Andrew Cuomo's 'Wizard of Oz' Routine Irks Press
Reporters are tired of the Attorney General's late night, off the record phone calls, and want some face time. Cuomo doesn't seem to care what they think. So what are these reporters going to do about it?
Gripe and moan, but not much else. The man who seems destined to be the next governor of New York also maintains great popularity among voters, who don't seem to care that he only does conference calls, won't do a sit-down with NY1, or that he calls "a reporter's cellphone" to complain after midnight while said reporter is bar-hopping in Albany. He prefers instead to work the levers while staying "invisible, a booming authoritative voice sticking carefully to his chosen subject."
[…] perhaps no elected official in New York spends more time on the telephone with reporters, calling them day and night, coaxing, massaging, disputing, and cajoling - always off the record. At a bar in Albany this year, a reporter's cellphone rang near midnight: it was Mr. Cuomo with a concern about news coverage of an event he had attended.
Cuomo's PR strategy, which he honed as a young advisor to his ex-governor father, is to twist arms behind the scenes and make sure the press corps stays on-message, which it has. And he doesn't let go of grudges. When NY1 brought up his child support dispute with ex-wife Kerry Kennedy during a 2006 interview, Cuomo shut the the station out and hasn't allowed an interview since.

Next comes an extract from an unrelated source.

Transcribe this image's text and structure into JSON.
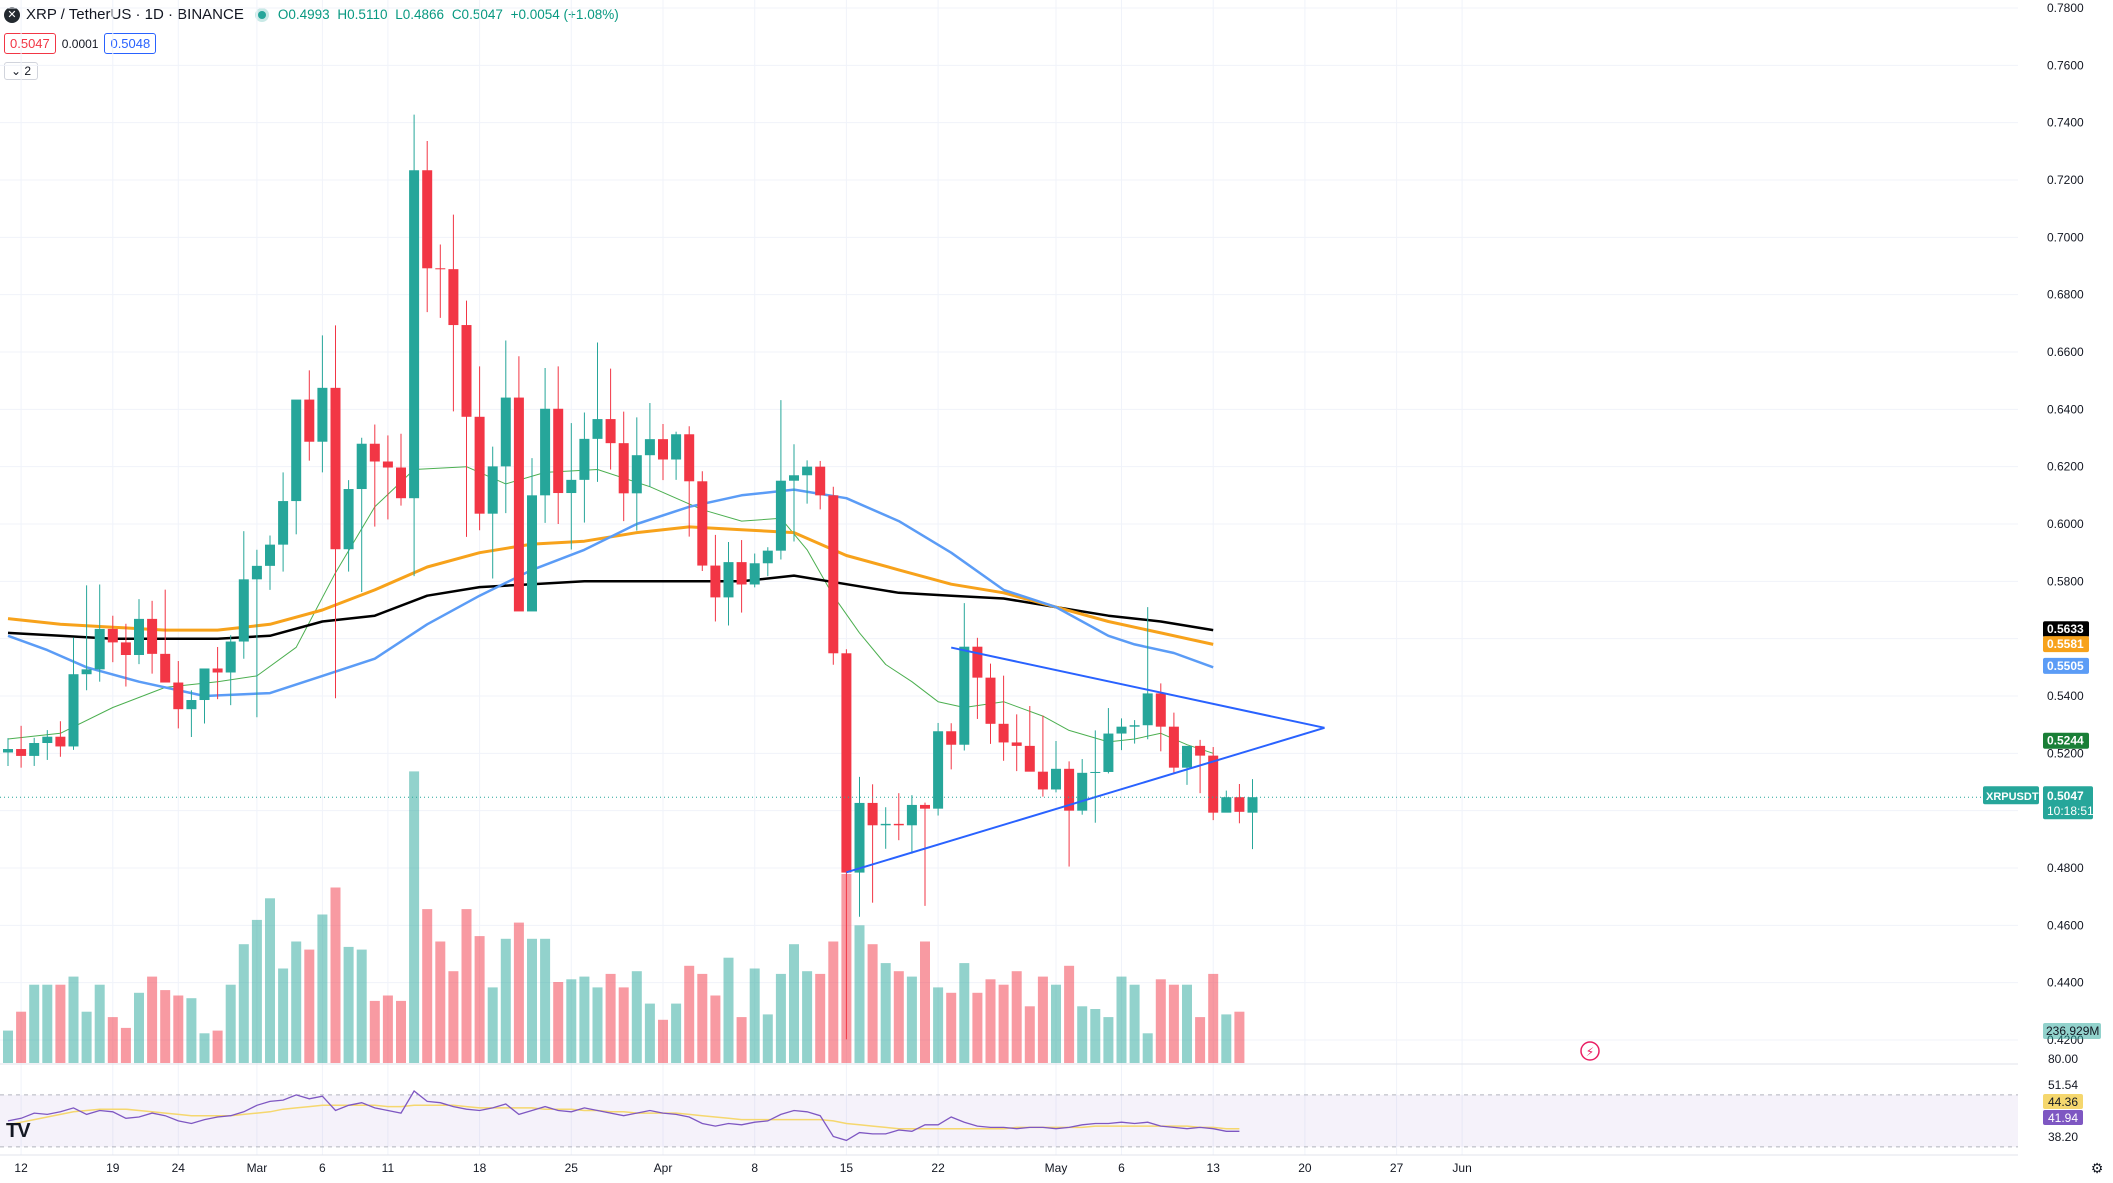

They talk to the media quite a bit, just not in an official way," Edward-Isaac Dovere, the editor of City Hall, said of Mr. Cuomo and his staff. "There are not a lot of politicians who, when so much media attention is focused on them, have succeeded at really not being interviewed and not speaking on the record."
Still, whatever the grumblings, Mr. Cuomo's strategy has largely worked: He has avoided taking positions on controversial issues, even as the state, facing a large budget gap, grapples with the prospects of laying off state workers, raising taxes or eliminating programs."
When the election heats up, Cuomo will have to take a stand on the big issues. But he has some breathing room — when you're following public servants like Eliot Spitzer and David Paterson, the bar has been set pretty much at ground level. Cuomo has also hired Hillary Clinton's PR pitbull, Phil Singer, to his communications staff, which will only make things more difficult for the press trying to get real answers out of him. Good luck!